Eu não aceitava o fato de ter nascido no Brasil. Um país medíocre, nada sério, uma verdadeira confusão de valores. E quando alguém me perguntava o motivo do meu nome, eu ficava inventando histórias engraçadas. Uma delas era assim: Estávamos vivendo um período ditatorial. Muitos criticavam aquela situação, dizendo ser um absurdo ,aceitarmos um regime tão diferente dos preceitos democráticos, e que agredia a dignidade humana. Outros defendiam aquele sistema; havia até uma frase: Brasil, Ame-o ou deixei-o.
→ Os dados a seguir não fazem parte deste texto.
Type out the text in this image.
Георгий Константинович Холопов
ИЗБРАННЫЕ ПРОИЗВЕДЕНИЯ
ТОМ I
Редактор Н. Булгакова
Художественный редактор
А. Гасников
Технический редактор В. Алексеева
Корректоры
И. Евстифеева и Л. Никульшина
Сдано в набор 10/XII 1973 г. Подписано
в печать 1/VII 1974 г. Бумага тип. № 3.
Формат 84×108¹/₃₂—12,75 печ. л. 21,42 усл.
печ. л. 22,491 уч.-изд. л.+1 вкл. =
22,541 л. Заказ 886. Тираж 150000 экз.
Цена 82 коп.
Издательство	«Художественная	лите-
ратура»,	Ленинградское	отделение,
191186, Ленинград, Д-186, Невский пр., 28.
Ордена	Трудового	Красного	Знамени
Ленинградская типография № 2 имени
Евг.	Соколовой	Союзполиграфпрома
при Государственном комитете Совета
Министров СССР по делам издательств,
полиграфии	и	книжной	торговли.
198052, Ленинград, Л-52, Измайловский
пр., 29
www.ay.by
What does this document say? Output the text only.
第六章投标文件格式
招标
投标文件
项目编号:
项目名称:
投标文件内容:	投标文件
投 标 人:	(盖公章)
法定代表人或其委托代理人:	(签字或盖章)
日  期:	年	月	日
Eu, revoltado, ficava perguntando-me , por que uma pessoa sensível vem parar em um lugar como este ?Violento,grotesco,pobre,ignorante; e falava-se muito, que havia, em vários lugares brasileiros , guerrilhas sanguinárias ;revoltas por questões humanitárias; e também uma certa quantidade de torturadores e assassinos. Eu queria ter nascido em uma nação organizada, rica, democrática,por exemplo, a Inglaterra. Meu pai teria recebido ensinamentos espíritas, e dizia para mim, que eu estava resgatando um carma, ou seja : pecados cometidos em vidas passadas. Mas ele tentava me consolar , afirmava que mesmo que eu achasse , Brasil, um lugar horrível, imundo; a filosofia védica explicava ess razão, e ela nunca errava;ele flava calmamente e também filosofava: é na lama que a flor de lótus surge , e é a mais cheirosa e bela das flores. E que eu ia evoluir intelectualmente, moralmente e espiritualmente. Mesmo assim, eu não me conformava e pensava em mudar de nome ou corrigi-lo. E tive uma ideia Eu achava que se eu tivesse um nome estrangeiro , eu também poderia me tornar um estrangeiro. Nessa época, John Lennon estava fazendo muito sucesso ,e gostei da sua figura e da suas ideias. Meu pai, a princípio, achou estranho ter um nome daquele, mas com o tempo, eu o convenci.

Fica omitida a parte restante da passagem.